Fourth, make no mistake - the death of Gourmet is not an indication that food culture is being dumbed down by people who throw their "cooking made easy" dishes on the table on nights when they aren't microwaving the Gorton's Fish Sticks or pulling a "Kids Cuisine" TV dinner out of the freezer. Those people aren't reading Bon Appetite or Gourmet anyway.
But this might be a sign that not everyone who loves to cook, eat and enjoy food has to prove their kitchen prowess by languishing in the kitchen for hours at a time while their husbands bang the secretary and the kids zone out to Xbox. Unless you are Thomas Keller or a professional chef, food isn't the end. It's the means. At least for most of us with families.

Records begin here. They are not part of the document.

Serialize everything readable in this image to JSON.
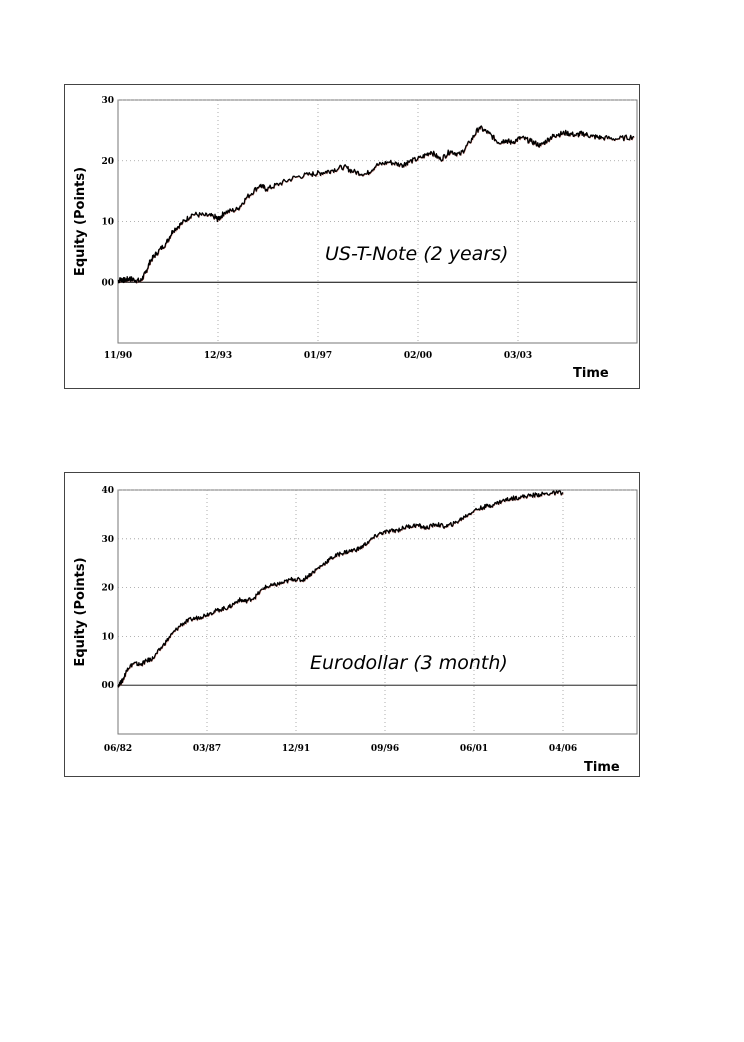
{
  "chart_data": [
    {
      "type": "line",
      "title": "US-T-Note (2 years)",
      "xlabel": "Time",
      "ylabel": "Equity (Points)",
      "ylim": [
        -10,
        30
      ],
      "yticks": [
        0,
        10,
        20,
        30
      ],
      "ytick_labels": [
        "00",
        "10",
        "20",
        "30"
      ],
      "xticks": [
        "11/90",
        "12/93",
        "01/97",
        "02/00",
        "03/03"
      ],
      "grid": true,
      "series": [
        {
          "x": [
            0.0,
            0.1,
            0.2,
            0.35,
            0.5,
            0.7,
            0.85,
            1.0,
            1.2,
            1.5,
            1.7,
            2.0,
            2.3,
            2.7,
            3.0,
            3.1,
            3.3,
            3.7,
            4.0,
            4.4,
            4.6,
            5.0,
            5.5,
            6.0,
            6.3,
            6.6,
            7.0,
            7.3,
            7.7,
            8.0,
            8.4,
            8.8,
            9.0,
            9.4,
            9.7,
            10.0,
            10.3,
            10.6,
            10.9,
            11.2,
            11.5,
            11.8,
            12.0,
            12.2,
            12.5,
            12.8,
            13.1,
            13.4,
            13.6,
            13.9,
            14.2,
            14.4,
            14.7,
            15.0,
            15.5,
            16.0
          ],
          "y": [
            0.2,
            0.5,
            0.3,
            0.6,
            0.4,
            0.2,
            1.5,
            3.5,
            4.8,
            6.5,
            8.5,
            9.8,
            11.2,
            11.0,
            10.8,
            10.3,
            11.5,
            12.0,
            14.0,
            16.0,
            15.3,
            16.2,
            17.3,
            17.8,
            18.0,
            18.4,
            19.0,
            18.2,
            17.8,
            19.2,
            19.8,
            19.3,
            19.8,
            20.5,
            21.5,
            20.2,
            21.6,
            21.0,
            23.0,
            25.5,
            24.5,
            23.0,
            23.4,
            23.0,
            23.8,
            23.2,
            22.5,
            23.8,
            24.3,
            24.6,
            24.2,
            24.5,
            24.0,
            23.8,
            23.6,
            24.0
          ]
        }
      ]
    },
    {
      "type": "line",
      "title": "Eurodollar (3 month)",
      "xlabel": "Time",
      "ylabel": "Equity (Points)",
      "ylim": [
        -10,
        40
      ],
      "yticks": [
        0,
        10,
        20,
        30,
        40
      ],
      "ytick_labels": [
        "00",
        "10",
        "20",
        "30",
        "40"
      ],
      "xticks": [
        "06/82",
        "03/87",
        "12/91",
        "09/96",
        "06/01",
        "04/06"
      ],
      "grid": true,
      "series": [
        {
          "x": [
            0.0,
            0.15,
            0.3,
            0.5,
            0.7,
            0.9,
            1.1,
            1.4,
            1.7,
            2.0,
            2.3,
            2.6,
            2.9,
            3.2,
            3.5,
            3.8,
            4.0,
            4.3,
            4.6,
            4.9,
            5.2,
            5.5,
            5.8,
            6.1,
            6.4,
            6.7,
            7.0,
            7.3,
            7.6,
            7.9,
            8.2,
            8.5,
            8.8,
            9.1,
            9.4,
            9.7,
            10.0,
            10.3,
            10.6,
            10.9,
            11.2,
            11.5,
            11.8,
            12.1,
            12.4,
            12.7,
            13.0,
            13.3,
            13.6,
            14.0
          ],
          "y": [
            0.0,
            1.0,
            3.5,
            4.5,
            4.2,
            5.0,
            5.5,
            8.0,
            10.5,
            12.5,
            13.5,
            14.0,
            14.8,
            15.5,
            16.0,
            17.5,
            17.2,
            18.0,
            20.0,
            20.5,
            21.0,
            21.8,
            21.5,
            23.0,
            24.5,
            26.0,
            27.0,
            27.5,
            28.0,
            29.5,
            31.0,
            31.5,
            31.8,
            32.5,
            32.8,
            32.2,
            33.0,
            32.5,
            33.2,
            34.5,
            35.8,
            36.5,
            37.0,
            37.8,
            38.3,
            38.6,
            38.9,
            39.1,
            39.3,
            39.5
          ]
        }
      ]
    }
  ]
}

My cooking is partly about fulfilling myself, being creative, expanding my culinary experience and cooking techniques, making more and more from scratch, and occasionally getting some feedback that makes my head swell, but it's mostly about feeding people. And feeding people isn't the thing of long, gorgeous, spiraling articles and otherworldly photography.
It's real, immediate, no nonsense, unfussy and right now.
It means I need almost constant inspiration with very little time to cultivate it. When I need information and inspiration, it must come quickly, succinctly and pack a wallop.
It means making the most of my time in the kitchen so I can cook amazing, tasty, healthy, do-able food, constantly introduce new ingredients, herbs, seasoning, tastes and textures, make many processed food items like broth and sauces from scratch, make a bunch of people with disparate preferences happy and still have the energy to clean up, wipe the flour off my face and have two minutes with my husband and kids (or maybe even to myself) before I have to herd everyone to the bathroom and throw everyone in bed. And do this, sometimes more than three times a day.
See? No time for long rambling magazine trips to street markets in Thailand.
So, there is a part of me that is sad that Gourmet has hit the skids. Sad, mostly for the people who worked there and are now trying to figure it all out for themselves. But mostly, I feel like Gourmet is just another cautionary tale for media that doesn't have sense enough to know when change is upon them.